[Date Prev][Date Next][Thread Prev][Thread Next][Date Index][Thread Index]
Re: what shall we do about iconv?
(I hate following up to my own postings, but I can't help myself.)
> What should we do?
>
> (1) Live with it. Either copy stream input into a temporary file,
> convert it once to find out how long the output is, then malloc that
> much memory and convert the file again, or do something complex and
> fragile that involves detecting where the last complete character in
> the input buffer ends by running a separate iconv (with a different
> cd) on the buffer contents. Or maybe there are other work-arounds,
> too. Any ideas?
I still think that the iconv API is unsatisfactory and should,
ideally, be changed or replaced, however, there does seem to be a
better work-around for the case where you are only interested in
whether the data was converted exactly: you just convert the data back
again and compare.

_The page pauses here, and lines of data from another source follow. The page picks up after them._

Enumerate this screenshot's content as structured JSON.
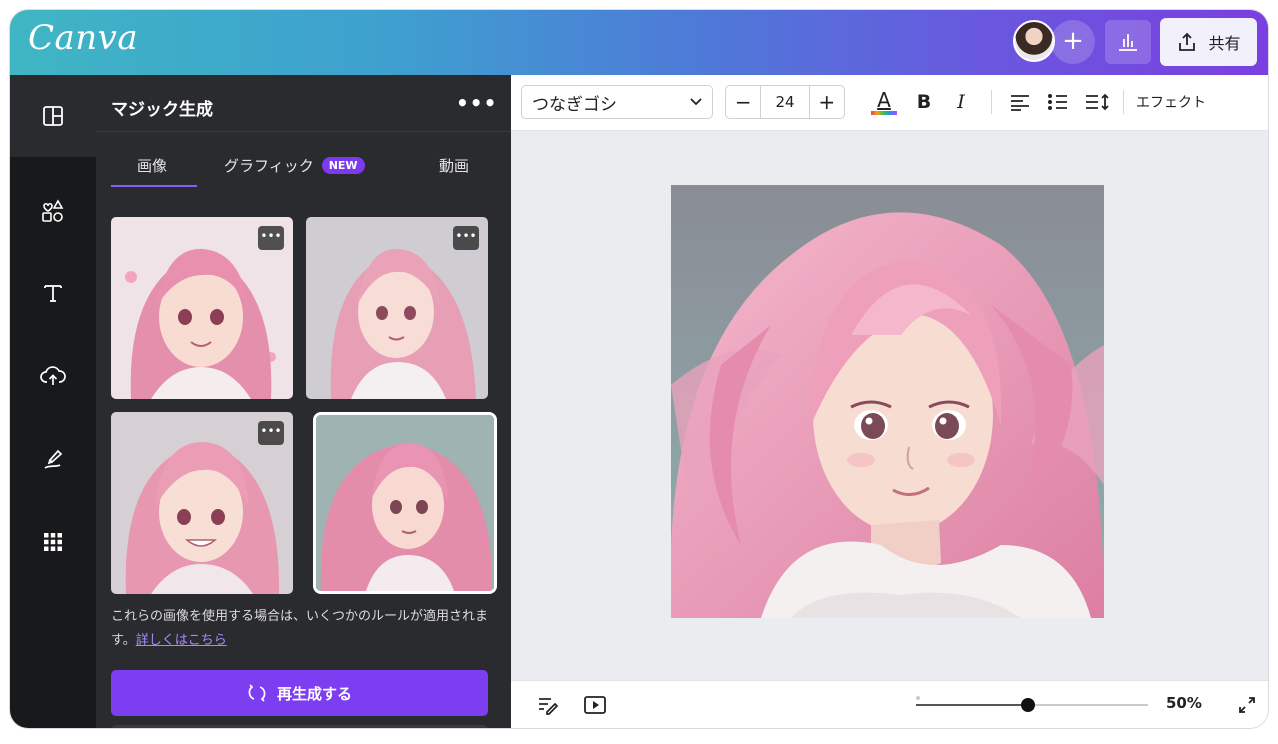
{
  "app": {
    "logo": "Canva",
    "share_label": "共有"
  },
  "panel": {
    "title": "マジック生成",
    "more": "•••",
    "tabs": [
      {
        "label": "画像"
      },
      {
        "label": "グラフィック",
        "badge": "NEW"
      },
      {
        "label": "動画"
      }
    ],
    "thumb_more": "•••",
    "disclaimer_text": "これらの画像を使用する場合は、いくつかのルールが適用されます。",
    "disclaimer_link": "詳しくはこちら",
    "regenerate_label": "再生成する"
  },
  "toolbar": {
    "font_name": "つなぎゴシ",
    "font_size": "24",
    "minus": "−",
    "plus": "+",
    "bold": "B",
    "italic": "I",
    "text_color_letter": "A",
    "effects_label": "エフェクト"
  },
  "footer": {
    "zoom": "50%",
    "zoom_fraction": 0.5
  },
  "colors": {
    "accent": "#7d3df0",
    "panel_bg": "#2a2b2e",
    "rail_bg": "#18191b"
  },
  "icons": [
    "layout-icon",
    "elements-icon",
    "text-icon",
    "upload-icon",
    "draw-icon",
    "apps-icon",
    "insights-icon",
    "share-icon",
    "notes-icon",
    "present-icon",
    "fullscreen-icon",
    "regenerate-icon"
  ]
}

This doesn't require storing all the data and is
fairly simple to implement.
The attached program is supposed to do this, and I guess this is what
I'll do in Mutt, so if anyone thinks it won't work or knows of a
better way, please tell me.
(Like in the first program, I didn't bother with iconv_close.)
Edmund
#include <errno.h>
#include <iconv.h>
#include <stdio.h>
#include <string.h>
#include <unistd.h>
void fatal(char *s)
{
fprintf(stderr, "%d %d\n", errno, E2BIG);
perror(s);
exit(1);
}
int main(int argc, char *argv[])
{
iconv_t cd, cd2;
char bufi[256], bufo[256], bufc[sizeof(bufi)];
const char *ib, *t;
char *ob;
size_t ibl, obl;
int r;
int exact = 1;
if (argc != 3) {
fprintf(stderr, "Usage: %s FROMCODE TOCODE\n", argv[0]);
return 1;
}
cd = iconv_open(argv[2], argv[1]);
cd2 = iconv_open(argv[1], argv[2]);
if (cd == (iconv_t)-1 || cd2 == (iconv_t)-1)
fatal("iconv_open");
ibl = 0;
for (;;) {
/* Fill input buffer */
for (; ibl < sizeof(bufi); ibl += r) {
r = read(0, bufi + ibl, sizeof(bufi) - ibl);
if (r == -1)
fatal("read");
if (!r)
break;
}
/* Convert */
ib = bufi;
ob = bufo, obl = sizeof(bufo);
r = iconv(cd, &ib, &ibl, &ob, &obl);
if (r == -1 && errno != EINVAL && errno != E2BIG)
fatal("iconv");
if (ob == bufo)
break;
if (r != -1 && r)
exact = 0;
/* Output */
for (t = bufo; t < ob; t += r) {
r = write(1, t, ob - t);
if (r == -1)
fatal("write");
}
if (exact) {
/* Convert back */
const char *ib2 = bufo;
size_t ib2l = ob - bufo;
char *ob2 = bufc;
size_t ob2l = sizeof(bufc);
r = iconv(cd2, &ib2, &ib2l, &ob2, &ob2l);
if (r || ib2l || ob2 - bufc != ib - bufi ||
memcmp(bufi, bufc, ob2 - bufc))
exact = 0;
}
/* Save unused input */
memmove(bufi, ib, ibl);
}
fprintf(stderr, exact ?
"Conversion was reversible\n" :
"Conversion was not reversible\n");
return 0;
}